As a member of the vanguard in architecture, Günther Domenig (born 1934), with his intensive preoccupation with sculptural elements, continues to make waves internationally. With the presentation of the graphic work of Günther Domenig, the MAK provides an insight into the design radicalism of one of the leadings exponents of avant-garde architecture in Austria. Domenigs work is informed by uncompromising commitment to experimentation and intensive exploration of sculptural elements in building; a pioneering architectural thinker, he anticipated much of what has been made possible only today by modern information technology.
214 drawings, sketches, and photos of altogether 16 projects will be shown for nearly three weeks at the MAK Exhibition Hall; most prominent among them is the Stone House, an architectural icon and the architects still uncompleted private house on Lake Ossiach in Carinthia.
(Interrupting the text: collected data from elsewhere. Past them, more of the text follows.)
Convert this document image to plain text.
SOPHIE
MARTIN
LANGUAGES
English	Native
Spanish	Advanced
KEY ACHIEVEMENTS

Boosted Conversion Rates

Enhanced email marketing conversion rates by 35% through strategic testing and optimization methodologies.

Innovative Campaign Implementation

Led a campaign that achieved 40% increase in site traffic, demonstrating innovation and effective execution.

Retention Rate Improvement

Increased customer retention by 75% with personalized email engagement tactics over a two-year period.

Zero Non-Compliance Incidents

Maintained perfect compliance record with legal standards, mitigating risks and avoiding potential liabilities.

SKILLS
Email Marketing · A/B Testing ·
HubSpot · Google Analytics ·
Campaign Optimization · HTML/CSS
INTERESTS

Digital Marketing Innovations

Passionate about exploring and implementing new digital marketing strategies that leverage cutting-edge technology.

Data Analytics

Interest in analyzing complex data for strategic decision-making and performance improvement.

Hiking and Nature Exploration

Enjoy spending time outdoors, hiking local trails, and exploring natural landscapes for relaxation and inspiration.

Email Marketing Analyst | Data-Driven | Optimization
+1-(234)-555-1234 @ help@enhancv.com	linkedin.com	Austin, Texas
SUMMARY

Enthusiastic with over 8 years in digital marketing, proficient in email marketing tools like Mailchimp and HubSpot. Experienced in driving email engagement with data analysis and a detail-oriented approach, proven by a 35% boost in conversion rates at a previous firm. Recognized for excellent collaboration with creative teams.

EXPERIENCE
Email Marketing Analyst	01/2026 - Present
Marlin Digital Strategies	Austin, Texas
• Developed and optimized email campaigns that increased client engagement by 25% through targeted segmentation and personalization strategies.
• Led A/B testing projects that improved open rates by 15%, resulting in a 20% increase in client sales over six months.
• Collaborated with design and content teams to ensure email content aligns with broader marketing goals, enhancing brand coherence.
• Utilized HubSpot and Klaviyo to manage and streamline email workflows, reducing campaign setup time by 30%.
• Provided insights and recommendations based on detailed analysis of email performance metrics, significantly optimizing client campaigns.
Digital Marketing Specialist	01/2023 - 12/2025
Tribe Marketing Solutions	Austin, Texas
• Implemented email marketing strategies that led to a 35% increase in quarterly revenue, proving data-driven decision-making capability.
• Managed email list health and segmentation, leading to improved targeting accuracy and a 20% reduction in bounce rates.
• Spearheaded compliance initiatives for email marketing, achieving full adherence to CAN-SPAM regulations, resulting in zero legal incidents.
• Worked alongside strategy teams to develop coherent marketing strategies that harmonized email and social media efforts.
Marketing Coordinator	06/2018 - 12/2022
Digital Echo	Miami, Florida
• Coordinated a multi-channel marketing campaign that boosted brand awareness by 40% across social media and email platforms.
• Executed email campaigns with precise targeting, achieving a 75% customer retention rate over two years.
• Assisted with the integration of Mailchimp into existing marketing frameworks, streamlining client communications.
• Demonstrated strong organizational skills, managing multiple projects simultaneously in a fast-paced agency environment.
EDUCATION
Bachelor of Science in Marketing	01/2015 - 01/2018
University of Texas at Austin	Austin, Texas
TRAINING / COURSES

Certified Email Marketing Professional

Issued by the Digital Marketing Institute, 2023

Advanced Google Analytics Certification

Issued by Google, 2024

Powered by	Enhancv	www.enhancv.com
Domenig donated major sections of his graphic works to the Republic of Austria in return for the support given to his Günther Domenig Stone House Private Foundation. The architects long-standing relationship with the MAK of more than 20 years eventually was the reason that these holdings came to the museum as a permanent loan.
Curator Peter Noever, Director MAK
In addition, the MAK show features sketches and design drawings for two Humanic shoe stores in Alserstraße and Meidlinger Hauptstraße, Vienna (both 1980), for "Eiszeit Wien" (1977), the Bibliothèque de France (1989), the Graz University of Technology (1983, Lessingstraße extension building), for Funder Works 2, St. Veit an der Glan, Carinthia (1987-1988, conversion of the showrooms), for the 1993 Carinthian Provincial Exhibition at Hüttenberg and Knappenberg, for the "Pennermantel" ("Coat for the Homeless"), for the Center of Law, Social Sciences, and Economy of Karl-Franzens-University Graz (1985), for the WIFI Center, St. Pölten, Lower Austria (1997, extension and conversion), for the Rio Ebro Hydropower Plant, Xerta, Spain (1998), and label designs for the Graz Opera House (1999).